Hacker News new | ask | show | jobs
by wvenable 2393 days ago
Windows and many other operating systems and languages (Java) got on board with Unicode back when the character set would fit in 16bits. The character set originally used was UCS-2 (not UTF-16). UTF-16 came next to extend the Unicode character set beyond 65536 code points.

UTF-8 wasn't even invented until well after all these operating systems and languages deployed Unicode.

They didn't see the light of day to use UTF-8 because they didn't have a time machine to make that possible.

1 comments

I actually checked a while ago when UTF-8 was created, and it was just around the same time when Windows NT was developed with 16-bit "early" Unicode support. UTF-8 was created in September 1992 [1], and Windows NT came out mid 1993, but I guess it was too late for Windows to change to UTF-8 (and I guess the advantages of UTF-8 haven't been as clear back then).

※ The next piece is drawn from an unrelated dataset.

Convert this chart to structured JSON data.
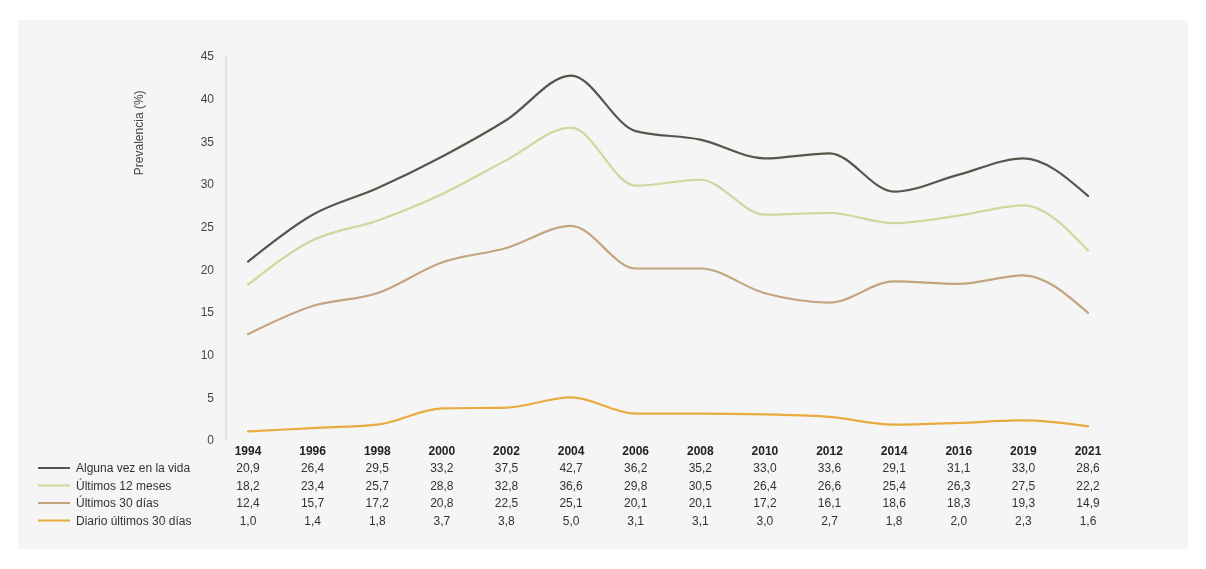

But IMHO there's no excuse to not use UTF-8 after around 1995 ;)

[1] https://www.cl.cam.ac.uk/~mgk25/ucs/utf-8-history.txt

Also, UTF-16 was only published in July 1996 (although the need for more than 16 bits was probably apparent a bit earlier). So before that, Unicode was only a 16-bit encoding, and UCS-2 was enough. UTF-8 was initially just a nice trick to keep using ASCII characters for things like directory separators (/) and single-byte NUL terminators. By 1995 its superiority certainly wasn't apparent yet.

Also, Windows internals were completely 16-bit-character based, including e.g. the NTFS disk format, so by 1992 that was already quite hard to change.

That said, it is crazy that NT didn't have full UTF-8 support, including in console windows, by about 2000.